Lawsuit filed over Marble fight |

Lawsuit filed over Marble fight

Naomi Havlen
Aspen Times Staff Writer

A dispute over whether to build a museum and community center at Mill Site Park in Marble culminated in a lawsuit filed on Monday.

The suit, filed in Gunnison County District Civil Court, alleges the Marble Town Council violated state meeting laws by making a major decision that would affect the future of a proposed community project without giving the public adequate notice. The plaintiffs are a group of four Marble residents and neighbors.

The project at stake is a tribute to the Yule Marble Quarry, the nearby mine that produced the marble for the Tomb of the Unknown Soldier in Arlington National Cemetery.

The proposal has divided the small community, population 100, into those who don’t want the project to increase tourism, and those who think the town needs the improvements the project could pay for. Located beyond the town of Redstone up the Crystal River Valley, Marble is just over the Gunnison County line.
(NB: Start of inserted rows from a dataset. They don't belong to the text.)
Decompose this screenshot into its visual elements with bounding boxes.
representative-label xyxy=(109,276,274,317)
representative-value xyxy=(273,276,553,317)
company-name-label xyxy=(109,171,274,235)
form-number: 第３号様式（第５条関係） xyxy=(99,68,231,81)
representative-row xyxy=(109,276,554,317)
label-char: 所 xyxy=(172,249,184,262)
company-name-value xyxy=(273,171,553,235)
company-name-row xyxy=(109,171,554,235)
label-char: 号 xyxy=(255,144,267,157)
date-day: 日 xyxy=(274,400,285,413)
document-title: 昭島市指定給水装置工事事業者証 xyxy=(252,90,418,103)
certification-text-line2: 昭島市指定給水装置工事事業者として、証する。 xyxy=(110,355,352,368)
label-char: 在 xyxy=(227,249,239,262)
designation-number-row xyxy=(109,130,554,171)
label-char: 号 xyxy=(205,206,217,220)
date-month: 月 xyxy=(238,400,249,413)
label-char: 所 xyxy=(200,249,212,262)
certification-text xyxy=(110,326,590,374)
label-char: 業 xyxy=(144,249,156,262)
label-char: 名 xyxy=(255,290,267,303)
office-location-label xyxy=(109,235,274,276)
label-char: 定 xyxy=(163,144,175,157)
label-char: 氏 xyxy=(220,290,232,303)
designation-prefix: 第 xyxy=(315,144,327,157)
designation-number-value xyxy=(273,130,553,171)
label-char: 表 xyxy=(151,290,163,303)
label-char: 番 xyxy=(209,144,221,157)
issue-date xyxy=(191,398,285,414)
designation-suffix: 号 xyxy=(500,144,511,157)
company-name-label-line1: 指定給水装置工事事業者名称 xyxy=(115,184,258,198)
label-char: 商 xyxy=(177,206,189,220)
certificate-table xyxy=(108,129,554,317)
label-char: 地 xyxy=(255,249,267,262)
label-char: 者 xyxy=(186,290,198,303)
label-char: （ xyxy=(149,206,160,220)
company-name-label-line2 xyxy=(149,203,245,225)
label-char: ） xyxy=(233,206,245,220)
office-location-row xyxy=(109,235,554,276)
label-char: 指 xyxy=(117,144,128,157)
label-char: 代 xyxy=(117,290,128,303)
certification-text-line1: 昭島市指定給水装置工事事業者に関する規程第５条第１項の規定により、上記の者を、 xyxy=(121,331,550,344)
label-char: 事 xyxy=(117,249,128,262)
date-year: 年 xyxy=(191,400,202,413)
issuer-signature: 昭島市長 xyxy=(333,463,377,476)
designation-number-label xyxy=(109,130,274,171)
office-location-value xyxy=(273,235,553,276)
The project would include finding a 7-by-13-foot piece of stone to replace the cracked marble at Arlington National Cemetery, and then finding a replica and building a museum and interpretive center around it. The quarry provided the original stone in 1931.

According to the lawsuit, at a Jan. 8 meeting the council discussed an agenda item listed as “Mill Site Committee Update” by Hal Sidelinger, a Marble councilman. But the suit says the council did not just discuss this agenda item ” it allegedly passed a resolution prohibiting various uses of the site for the Tomb of the Unknowns project.

The suit says Sidelinger called for a motion that “the Town Council not allow a permanent structure for the Tomb of the Unknown Soldier project in the Mill Site, nor should the second block of marble be on permanent display in the Mill Site Park.”

Councilman Vince Savage opposed the motion. The motion was passed by the rest of the council.

“The more passion everyone feels about an issue, the more important it is for everyone to play by the rules,” said Luke Danielson, the plaintiffs’ attorney. “If there’s a decision that people really care a lot about, they should be given the opportunity to show up and express their views before a decision happens.

“Everyone in this community will have to live in the same town after this is over, so I think it’s important to do everything possible to avoid maligning everyone and creating a rupture that’s hard to heal.”

The suit asks for a declaratory judgment to make the town’s resolution void and to award the plaintiffs’ attorney fees and court costs.

Marble town attorney Sherry Caloia said while she doesn’t think the Town Council did anything wrong in approving the resolution, she is encouraging them to rescind the decision publicly, hear more public comment and make another decision.

“This decision occurred at a publicly noticed meeting ” it was properly done in a public forum, and the item was on the agenda,” she said. “However, in the interest of getting this issue resolved, I told the board it’s just as easy to rescind their action, allow for discussion and make a decision. Whether they do that is up to them.”

Danielson said whether the suit is dropped depends on whether the council decides to rescind the resolution.

“What we’re entitled to is a decision to make after enough notice, so people have the opportunity to appear and say their peace,” he said. “If we have that kind of opportunity, our main objective would be achieved.”